When I was in my twenties, I would devour novels at the rate of one a week. In recent years, I've been reading poetry and non-fiction, less fiction, and have become more discerning in what I spend my time on.

However, I'm getting back into novels and had a couple recommended so picked them up over the festive season. The Girl with the Dragon Tattoo by Stieg Larsson, should have really gripped me - a murder-mystery, some political comment and a feisty female character. However, it didn't. It needs a thorough edit, probably bringing it down by at least a third. The pace, which should carry the reader through, plummets as it over-explains, repeats itself and uses five sentences where five words would do. I understand that Larsson died shortly after handing his manuscripts into the publisher, so could not have done the edit. It's an enormous shame no-one else thought to do it in his memory.
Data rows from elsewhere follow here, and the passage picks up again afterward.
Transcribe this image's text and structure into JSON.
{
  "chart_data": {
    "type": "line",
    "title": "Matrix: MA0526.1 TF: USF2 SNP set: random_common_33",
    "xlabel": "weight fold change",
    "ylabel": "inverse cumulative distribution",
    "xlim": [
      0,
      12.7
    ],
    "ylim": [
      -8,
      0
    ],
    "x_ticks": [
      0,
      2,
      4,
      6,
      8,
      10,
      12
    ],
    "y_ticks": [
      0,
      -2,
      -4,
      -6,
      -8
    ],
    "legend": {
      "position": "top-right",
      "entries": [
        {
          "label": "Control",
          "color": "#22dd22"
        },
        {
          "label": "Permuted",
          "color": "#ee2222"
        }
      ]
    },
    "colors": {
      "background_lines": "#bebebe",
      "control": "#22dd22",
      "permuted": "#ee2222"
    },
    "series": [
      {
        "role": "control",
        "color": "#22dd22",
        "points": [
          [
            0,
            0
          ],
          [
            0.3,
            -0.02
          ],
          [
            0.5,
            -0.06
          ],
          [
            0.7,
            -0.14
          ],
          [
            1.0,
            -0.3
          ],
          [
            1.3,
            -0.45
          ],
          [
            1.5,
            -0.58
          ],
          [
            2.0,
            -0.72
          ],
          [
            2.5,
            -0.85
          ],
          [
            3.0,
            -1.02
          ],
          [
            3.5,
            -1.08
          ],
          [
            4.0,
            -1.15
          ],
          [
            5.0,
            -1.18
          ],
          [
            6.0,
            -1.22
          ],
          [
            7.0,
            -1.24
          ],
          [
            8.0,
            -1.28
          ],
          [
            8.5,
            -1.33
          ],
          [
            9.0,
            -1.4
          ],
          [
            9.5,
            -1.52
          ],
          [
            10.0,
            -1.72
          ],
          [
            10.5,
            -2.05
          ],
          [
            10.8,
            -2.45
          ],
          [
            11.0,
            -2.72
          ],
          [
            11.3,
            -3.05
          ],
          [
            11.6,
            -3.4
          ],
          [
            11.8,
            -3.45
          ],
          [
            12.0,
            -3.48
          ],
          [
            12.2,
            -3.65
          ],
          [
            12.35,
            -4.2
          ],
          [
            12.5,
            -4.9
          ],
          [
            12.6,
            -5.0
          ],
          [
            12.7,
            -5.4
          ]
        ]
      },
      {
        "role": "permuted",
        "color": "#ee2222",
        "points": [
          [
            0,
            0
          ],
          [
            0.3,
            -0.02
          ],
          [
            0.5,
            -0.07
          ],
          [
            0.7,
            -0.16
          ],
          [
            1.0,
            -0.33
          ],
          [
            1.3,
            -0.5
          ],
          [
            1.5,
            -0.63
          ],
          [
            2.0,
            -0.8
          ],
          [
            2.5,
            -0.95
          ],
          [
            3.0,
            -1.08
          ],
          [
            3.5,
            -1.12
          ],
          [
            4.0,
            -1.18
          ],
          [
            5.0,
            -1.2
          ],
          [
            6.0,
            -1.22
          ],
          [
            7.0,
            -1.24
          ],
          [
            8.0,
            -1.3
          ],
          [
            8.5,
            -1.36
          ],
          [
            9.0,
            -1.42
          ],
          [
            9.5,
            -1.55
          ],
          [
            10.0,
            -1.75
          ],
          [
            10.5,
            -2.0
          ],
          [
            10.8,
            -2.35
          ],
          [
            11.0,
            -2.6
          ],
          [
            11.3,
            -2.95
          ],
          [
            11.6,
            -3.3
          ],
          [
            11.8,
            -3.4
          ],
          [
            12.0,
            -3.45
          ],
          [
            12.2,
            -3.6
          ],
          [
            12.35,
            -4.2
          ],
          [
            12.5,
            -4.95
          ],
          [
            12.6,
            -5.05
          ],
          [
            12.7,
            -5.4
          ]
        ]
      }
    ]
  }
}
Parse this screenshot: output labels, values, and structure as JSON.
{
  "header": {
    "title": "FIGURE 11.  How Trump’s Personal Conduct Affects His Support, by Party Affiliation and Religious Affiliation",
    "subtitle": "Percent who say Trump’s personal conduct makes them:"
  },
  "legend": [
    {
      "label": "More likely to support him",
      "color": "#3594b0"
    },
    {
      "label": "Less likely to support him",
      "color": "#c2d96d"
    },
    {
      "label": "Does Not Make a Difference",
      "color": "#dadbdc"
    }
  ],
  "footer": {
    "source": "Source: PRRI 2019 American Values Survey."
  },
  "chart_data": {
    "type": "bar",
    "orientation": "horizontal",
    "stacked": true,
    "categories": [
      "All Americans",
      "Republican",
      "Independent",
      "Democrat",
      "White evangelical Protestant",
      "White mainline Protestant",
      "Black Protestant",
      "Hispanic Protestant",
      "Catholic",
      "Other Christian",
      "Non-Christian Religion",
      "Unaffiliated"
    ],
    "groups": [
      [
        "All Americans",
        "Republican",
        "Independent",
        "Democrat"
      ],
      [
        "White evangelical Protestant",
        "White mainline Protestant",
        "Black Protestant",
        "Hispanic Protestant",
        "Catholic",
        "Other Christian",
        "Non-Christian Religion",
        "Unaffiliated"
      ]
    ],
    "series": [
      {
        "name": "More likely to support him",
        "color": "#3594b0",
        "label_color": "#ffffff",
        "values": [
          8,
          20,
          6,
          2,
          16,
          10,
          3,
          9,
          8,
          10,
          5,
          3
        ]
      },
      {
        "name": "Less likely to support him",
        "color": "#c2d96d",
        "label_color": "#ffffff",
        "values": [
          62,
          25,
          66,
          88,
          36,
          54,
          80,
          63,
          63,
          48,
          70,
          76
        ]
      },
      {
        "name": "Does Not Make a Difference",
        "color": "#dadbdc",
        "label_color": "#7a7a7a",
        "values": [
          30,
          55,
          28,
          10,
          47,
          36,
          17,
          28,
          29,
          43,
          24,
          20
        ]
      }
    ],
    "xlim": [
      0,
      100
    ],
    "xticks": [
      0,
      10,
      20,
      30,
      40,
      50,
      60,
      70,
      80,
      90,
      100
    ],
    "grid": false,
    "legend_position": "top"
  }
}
On the other hand, another doorstopper of a work, Shantaram by Gregory David Roberts, should not have appealed to me at all. About an armed robber who escapes prison in Australia to end up being involved with the mafia and violence in India (and beyond, though I haven't got to that bit), I would not normally have picked it up if a friend hadn't handed it to me. Yet it is tightly, subtly and evocatively written. Another friend appeared to dismiss it as 'that hippy classic they're making a film of with Johnny Depp'. However, I think it does a better job of looking at the nature of goodness than Larsson, who is, perhaps, considered more literary.

Shantaram is based on truth, so the author claims. And the detail gives it an authenticity - at times engaging, at times horrifying - which is hard to dismiss. At first I had difficulty accepting the beauty of the book, knowing it was written by a man who had deliberately set out to cause harm to others. Roberts has since been re-captured, done his time in prison, re-invented himself. And in my head I do believe in rehabilitation, yet in my heart I found it hard to trust in the redemption of this writer. Maybe, in the end, that discomfort is at the very kernel of this disturbing book.